Fewer people write these days.  The post office let’s us know this often.  With Facebook, Twitter, LinkedIn, email and texting there are so many other ways to be immediately involved in someones life.  And while I use all these mediums, I still take time to send handwritten letters.  But, I do admit, that in the past several months I’ve been remiss.

My friend R, I usually call her my sister, started out as my penpal when I was 6.  I had visions of becoming friends with someone from a far off land when I sent my request to Big Blue Marble, a Saturday morning TV show. R lived in the Detroit area and I lived in Texas.  For almost 35 years we’ve been friends – before email, before texting.  Before cheap long distance.  Before call waiting.  We wrote letters.  Lots and lots of letters. And through it we celebrated birthday, weddings, deaths, and the birth of children.  Letters, handwritten letters, were our connection not only to each other but to a world bigger than us.

Selena at Apron Thrift Girl is putting together a list of people who want to participate in a handwritten letter swap.  If you are interested, click over to Selena’s site (the link is above) and sign up for her letter swap. She has all the details and it should be a fun exchange.  While you’re there, check out the cool crafts she does.  Let her know I sent you.
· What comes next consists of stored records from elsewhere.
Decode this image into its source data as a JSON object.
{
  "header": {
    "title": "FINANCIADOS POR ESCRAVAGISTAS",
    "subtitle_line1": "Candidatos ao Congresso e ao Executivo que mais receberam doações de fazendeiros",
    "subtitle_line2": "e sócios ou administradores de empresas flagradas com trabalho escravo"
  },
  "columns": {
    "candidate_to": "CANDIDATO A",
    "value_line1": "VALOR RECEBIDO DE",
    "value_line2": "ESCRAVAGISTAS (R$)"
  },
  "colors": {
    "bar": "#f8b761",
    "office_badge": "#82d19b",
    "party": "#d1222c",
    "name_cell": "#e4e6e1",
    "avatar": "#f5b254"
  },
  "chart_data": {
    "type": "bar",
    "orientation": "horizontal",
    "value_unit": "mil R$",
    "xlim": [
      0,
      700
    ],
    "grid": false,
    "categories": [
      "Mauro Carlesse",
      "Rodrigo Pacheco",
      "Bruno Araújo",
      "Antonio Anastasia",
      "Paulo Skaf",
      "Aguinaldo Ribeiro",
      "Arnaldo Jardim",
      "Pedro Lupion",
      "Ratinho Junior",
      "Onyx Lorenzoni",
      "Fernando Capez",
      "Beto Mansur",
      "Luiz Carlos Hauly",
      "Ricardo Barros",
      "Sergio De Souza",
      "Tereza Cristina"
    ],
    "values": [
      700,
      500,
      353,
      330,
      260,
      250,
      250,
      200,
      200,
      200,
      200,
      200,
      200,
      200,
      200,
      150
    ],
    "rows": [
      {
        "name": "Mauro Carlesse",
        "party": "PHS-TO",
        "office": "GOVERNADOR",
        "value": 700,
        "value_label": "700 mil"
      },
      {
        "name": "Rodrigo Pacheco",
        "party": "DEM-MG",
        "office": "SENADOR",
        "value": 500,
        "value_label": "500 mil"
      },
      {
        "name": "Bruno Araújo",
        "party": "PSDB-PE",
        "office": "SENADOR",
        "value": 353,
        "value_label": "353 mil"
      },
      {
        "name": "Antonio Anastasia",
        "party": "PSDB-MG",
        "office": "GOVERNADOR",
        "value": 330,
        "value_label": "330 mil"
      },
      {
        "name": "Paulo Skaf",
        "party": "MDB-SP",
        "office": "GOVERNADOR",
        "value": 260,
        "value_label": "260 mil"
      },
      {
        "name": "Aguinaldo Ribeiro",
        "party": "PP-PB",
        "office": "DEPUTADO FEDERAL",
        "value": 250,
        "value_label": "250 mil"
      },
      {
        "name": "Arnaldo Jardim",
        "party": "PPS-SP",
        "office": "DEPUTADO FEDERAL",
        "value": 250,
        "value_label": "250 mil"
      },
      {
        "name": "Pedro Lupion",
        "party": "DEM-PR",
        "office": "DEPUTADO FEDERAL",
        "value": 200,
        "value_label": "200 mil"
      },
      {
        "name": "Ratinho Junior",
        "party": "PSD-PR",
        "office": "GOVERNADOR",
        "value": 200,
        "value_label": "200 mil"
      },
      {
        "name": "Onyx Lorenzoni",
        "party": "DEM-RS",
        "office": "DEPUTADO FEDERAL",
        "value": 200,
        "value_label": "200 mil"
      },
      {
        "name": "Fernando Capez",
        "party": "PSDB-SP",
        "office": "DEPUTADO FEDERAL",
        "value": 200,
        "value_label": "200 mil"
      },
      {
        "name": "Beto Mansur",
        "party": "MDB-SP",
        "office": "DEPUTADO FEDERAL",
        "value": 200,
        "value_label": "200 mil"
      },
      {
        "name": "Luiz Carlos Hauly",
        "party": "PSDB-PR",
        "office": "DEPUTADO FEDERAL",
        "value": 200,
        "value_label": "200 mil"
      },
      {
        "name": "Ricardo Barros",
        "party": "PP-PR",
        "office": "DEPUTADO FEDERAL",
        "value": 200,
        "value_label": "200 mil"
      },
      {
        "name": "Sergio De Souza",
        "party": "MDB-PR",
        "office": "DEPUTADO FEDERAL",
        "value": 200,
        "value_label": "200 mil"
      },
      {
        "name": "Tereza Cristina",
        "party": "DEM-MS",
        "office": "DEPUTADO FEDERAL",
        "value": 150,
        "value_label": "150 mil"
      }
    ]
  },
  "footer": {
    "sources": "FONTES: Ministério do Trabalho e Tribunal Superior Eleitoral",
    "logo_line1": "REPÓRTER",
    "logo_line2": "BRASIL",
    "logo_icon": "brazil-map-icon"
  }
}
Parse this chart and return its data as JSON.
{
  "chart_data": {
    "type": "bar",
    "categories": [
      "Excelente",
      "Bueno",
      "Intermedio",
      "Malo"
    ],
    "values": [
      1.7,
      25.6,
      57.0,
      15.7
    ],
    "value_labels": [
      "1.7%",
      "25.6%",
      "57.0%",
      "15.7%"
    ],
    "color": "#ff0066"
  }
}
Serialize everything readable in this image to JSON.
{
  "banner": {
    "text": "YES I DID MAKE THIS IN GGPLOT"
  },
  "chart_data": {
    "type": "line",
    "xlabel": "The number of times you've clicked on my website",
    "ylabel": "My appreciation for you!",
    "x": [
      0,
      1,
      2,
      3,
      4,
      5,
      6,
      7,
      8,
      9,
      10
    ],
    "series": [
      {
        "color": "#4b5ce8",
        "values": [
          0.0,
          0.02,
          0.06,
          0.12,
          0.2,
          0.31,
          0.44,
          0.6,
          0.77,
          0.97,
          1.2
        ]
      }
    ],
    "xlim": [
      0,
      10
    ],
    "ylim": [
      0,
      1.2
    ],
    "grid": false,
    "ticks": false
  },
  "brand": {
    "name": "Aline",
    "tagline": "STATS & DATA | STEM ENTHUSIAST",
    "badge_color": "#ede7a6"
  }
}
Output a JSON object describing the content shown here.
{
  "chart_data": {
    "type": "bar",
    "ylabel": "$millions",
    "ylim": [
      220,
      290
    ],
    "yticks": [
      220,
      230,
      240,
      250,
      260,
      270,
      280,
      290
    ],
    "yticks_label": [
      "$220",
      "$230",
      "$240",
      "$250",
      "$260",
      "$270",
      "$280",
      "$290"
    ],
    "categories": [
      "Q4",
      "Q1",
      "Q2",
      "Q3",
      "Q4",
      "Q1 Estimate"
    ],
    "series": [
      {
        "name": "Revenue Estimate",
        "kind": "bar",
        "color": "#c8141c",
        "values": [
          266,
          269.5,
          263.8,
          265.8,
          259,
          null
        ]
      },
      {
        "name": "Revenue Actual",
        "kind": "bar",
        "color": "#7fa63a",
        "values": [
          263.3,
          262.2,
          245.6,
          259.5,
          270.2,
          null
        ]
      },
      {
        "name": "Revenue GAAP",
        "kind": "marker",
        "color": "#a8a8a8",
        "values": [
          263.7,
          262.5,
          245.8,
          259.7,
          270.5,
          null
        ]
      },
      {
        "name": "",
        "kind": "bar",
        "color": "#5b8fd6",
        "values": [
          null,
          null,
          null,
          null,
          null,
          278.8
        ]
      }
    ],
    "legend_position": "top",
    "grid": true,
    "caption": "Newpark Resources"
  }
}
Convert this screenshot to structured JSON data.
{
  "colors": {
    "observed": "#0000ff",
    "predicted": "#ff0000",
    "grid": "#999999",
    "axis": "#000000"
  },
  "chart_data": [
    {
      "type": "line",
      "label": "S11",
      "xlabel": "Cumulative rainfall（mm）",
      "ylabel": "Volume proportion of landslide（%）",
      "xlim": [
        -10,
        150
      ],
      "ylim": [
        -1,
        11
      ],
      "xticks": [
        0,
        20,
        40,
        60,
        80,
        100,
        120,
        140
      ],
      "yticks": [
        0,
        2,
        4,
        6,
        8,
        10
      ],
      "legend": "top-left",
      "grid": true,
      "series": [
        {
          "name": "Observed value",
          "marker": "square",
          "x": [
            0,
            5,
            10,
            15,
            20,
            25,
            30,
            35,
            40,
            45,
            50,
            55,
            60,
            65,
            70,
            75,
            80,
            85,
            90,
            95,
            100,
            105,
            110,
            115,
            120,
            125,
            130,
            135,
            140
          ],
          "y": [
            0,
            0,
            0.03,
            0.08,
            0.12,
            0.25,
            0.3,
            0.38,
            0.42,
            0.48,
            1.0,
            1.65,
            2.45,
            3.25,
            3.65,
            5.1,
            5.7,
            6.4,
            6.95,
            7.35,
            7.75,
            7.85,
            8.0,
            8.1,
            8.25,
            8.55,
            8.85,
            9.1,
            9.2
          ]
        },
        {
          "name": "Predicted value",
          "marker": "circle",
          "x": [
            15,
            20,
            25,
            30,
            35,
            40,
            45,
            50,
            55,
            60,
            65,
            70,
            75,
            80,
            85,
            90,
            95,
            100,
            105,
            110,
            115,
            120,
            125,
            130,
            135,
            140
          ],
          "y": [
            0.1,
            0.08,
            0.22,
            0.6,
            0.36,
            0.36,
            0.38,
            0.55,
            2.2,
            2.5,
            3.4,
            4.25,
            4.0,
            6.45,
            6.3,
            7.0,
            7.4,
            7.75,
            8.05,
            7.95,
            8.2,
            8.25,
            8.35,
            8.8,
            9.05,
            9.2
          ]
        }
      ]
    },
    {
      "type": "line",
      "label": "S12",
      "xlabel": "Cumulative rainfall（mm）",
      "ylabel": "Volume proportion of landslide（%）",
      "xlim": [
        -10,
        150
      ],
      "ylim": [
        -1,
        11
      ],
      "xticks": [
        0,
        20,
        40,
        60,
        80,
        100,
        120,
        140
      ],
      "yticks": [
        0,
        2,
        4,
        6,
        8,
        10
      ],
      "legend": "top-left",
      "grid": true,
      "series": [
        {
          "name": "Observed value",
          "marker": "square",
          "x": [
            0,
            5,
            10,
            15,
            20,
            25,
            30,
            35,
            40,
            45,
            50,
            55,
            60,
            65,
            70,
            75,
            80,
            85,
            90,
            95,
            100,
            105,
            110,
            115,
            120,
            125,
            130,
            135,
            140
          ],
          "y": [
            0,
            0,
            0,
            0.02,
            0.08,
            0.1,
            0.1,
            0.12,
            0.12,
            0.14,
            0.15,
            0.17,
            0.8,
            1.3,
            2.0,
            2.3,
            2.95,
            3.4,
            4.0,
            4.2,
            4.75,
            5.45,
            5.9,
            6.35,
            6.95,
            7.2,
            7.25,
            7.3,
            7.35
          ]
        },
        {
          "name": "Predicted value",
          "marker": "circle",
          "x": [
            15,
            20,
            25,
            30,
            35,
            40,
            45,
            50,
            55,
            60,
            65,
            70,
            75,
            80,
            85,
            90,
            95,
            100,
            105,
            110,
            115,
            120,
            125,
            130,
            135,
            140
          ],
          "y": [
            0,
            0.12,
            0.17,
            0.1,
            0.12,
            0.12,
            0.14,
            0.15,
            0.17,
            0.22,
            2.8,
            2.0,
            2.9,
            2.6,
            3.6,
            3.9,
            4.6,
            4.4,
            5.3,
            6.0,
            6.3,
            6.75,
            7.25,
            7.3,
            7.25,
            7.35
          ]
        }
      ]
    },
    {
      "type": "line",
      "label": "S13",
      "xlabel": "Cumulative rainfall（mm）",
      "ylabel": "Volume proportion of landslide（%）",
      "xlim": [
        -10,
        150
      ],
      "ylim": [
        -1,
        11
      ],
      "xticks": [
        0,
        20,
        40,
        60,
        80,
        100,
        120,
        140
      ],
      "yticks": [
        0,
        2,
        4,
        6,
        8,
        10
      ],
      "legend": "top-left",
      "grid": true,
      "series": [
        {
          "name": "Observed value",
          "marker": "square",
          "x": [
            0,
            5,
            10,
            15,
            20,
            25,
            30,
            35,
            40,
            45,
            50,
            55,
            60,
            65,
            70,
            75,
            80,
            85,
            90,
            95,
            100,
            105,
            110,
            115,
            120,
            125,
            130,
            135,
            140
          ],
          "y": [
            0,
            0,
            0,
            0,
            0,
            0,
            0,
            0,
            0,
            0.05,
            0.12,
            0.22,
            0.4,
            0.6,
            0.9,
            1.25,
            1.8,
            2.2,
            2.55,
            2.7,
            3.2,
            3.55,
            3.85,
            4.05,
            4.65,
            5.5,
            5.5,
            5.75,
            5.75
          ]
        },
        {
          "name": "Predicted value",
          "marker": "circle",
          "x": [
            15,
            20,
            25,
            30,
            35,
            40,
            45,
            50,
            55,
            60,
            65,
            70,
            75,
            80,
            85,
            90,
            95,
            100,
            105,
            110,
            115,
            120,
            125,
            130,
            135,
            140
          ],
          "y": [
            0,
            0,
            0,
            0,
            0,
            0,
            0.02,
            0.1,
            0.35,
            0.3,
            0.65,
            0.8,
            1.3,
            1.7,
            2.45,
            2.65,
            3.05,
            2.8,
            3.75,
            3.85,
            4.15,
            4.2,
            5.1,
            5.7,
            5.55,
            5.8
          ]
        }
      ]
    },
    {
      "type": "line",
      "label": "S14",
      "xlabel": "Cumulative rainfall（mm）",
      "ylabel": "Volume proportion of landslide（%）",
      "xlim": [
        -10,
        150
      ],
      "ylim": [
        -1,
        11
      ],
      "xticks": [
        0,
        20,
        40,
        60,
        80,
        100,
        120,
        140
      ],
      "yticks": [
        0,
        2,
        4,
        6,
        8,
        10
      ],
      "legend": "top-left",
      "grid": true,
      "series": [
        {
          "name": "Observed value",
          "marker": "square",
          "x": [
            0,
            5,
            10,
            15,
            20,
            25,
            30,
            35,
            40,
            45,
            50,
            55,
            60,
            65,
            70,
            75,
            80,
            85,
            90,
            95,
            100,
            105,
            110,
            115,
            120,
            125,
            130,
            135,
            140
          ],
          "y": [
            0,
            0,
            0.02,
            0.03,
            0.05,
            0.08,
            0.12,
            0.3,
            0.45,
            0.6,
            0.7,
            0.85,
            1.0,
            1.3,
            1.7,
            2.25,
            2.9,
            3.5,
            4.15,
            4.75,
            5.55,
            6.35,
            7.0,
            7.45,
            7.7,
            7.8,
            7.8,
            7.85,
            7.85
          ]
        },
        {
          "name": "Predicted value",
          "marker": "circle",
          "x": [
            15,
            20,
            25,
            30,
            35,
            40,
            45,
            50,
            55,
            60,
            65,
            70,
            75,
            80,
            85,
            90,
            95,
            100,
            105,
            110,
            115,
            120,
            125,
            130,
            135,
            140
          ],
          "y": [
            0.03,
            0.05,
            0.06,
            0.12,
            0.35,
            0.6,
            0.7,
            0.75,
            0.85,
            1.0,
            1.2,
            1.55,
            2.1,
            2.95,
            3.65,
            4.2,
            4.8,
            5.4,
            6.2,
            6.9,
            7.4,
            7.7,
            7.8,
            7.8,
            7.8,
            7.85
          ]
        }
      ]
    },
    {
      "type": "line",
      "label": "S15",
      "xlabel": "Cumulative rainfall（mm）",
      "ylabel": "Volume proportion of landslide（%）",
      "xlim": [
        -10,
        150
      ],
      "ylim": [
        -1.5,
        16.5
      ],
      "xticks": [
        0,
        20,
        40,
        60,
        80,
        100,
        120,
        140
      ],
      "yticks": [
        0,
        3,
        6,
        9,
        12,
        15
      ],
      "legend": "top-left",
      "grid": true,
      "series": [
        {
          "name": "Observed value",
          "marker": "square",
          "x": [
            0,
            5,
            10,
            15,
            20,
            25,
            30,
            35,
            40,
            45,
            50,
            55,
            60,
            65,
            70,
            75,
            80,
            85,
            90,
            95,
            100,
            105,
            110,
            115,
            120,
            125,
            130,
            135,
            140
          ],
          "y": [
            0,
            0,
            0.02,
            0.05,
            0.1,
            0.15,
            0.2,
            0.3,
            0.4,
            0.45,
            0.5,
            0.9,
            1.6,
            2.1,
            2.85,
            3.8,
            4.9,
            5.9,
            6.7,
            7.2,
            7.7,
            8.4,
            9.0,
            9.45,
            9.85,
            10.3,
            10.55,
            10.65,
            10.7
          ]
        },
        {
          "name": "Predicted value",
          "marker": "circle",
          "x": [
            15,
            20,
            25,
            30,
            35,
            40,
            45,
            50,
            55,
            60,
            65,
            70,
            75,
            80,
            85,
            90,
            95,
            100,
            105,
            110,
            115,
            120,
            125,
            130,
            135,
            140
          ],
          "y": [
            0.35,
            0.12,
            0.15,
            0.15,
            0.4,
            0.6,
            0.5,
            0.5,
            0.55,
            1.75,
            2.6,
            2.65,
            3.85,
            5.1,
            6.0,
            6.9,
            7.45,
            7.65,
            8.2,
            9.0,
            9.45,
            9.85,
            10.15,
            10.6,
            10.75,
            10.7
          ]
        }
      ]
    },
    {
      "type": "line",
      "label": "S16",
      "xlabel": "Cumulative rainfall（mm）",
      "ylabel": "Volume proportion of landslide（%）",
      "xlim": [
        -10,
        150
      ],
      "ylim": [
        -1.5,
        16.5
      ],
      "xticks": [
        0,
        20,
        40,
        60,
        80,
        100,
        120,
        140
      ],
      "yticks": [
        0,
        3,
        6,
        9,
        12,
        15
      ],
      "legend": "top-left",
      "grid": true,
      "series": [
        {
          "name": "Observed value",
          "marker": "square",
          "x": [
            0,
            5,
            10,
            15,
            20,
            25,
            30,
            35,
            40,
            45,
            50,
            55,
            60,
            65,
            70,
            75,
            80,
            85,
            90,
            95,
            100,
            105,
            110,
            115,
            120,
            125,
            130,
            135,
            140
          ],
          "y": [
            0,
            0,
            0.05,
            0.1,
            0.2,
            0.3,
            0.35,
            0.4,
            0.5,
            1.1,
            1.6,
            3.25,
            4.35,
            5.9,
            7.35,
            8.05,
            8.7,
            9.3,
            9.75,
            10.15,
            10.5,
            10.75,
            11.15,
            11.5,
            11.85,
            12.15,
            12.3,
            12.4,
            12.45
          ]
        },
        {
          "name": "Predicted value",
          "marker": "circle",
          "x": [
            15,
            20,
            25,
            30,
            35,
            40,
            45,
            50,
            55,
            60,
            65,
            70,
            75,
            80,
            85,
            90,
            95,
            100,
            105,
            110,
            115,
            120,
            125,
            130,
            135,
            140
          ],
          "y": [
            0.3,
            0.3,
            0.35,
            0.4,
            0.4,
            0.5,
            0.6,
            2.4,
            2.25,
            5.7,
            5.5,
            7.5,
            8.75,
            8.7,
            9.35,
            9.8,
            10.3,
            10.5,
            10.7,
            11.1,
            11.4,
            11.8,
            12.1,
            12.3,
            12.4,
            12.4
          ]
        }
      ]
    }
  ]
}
Whether or not you participate in Selena’s letter swap, consider sending someone you love a handwritten letter.  Who are you going to write? As I type this my list is getting longer and longer.

Sara

{ 2 comments }

Renae @ Madame Deals March 28, 2010 at 4:34 am

Hi Sara,
I was in shock two weeks ago when my sister in law told me that her 5th grade son did not know cursive writing. Apparently, our school district does not require it. My SIL assumed he knew since her oldest knew. The 5th grader came to her and asked if he could learn. She was in shock too!

I guess they feel that with technology, there will be less of a need for hand writing. However, it is a skill that all kids should know. They do have to know how to sign their name and many things are still written in cursive even if it is electronic. Very sad for our kids. It really means that as parents we have to go the extra mile to make sure the schools are providing an education. And I am sure that is one reason you decided to home school!

Thanks for the post!

Sara March 29, 2010 at 12:41 am

Hello Renae,

Thank you for your comment. Really, they don’t require cursive? I was just speaking with a friend who was telling me the same thing. What’s interesting is that most European and Asian countries begin cursive as early as 1st grade. I agree that cursive is something kids should know. Maybe they should have pen pal opportunities where they have to put pen to paper.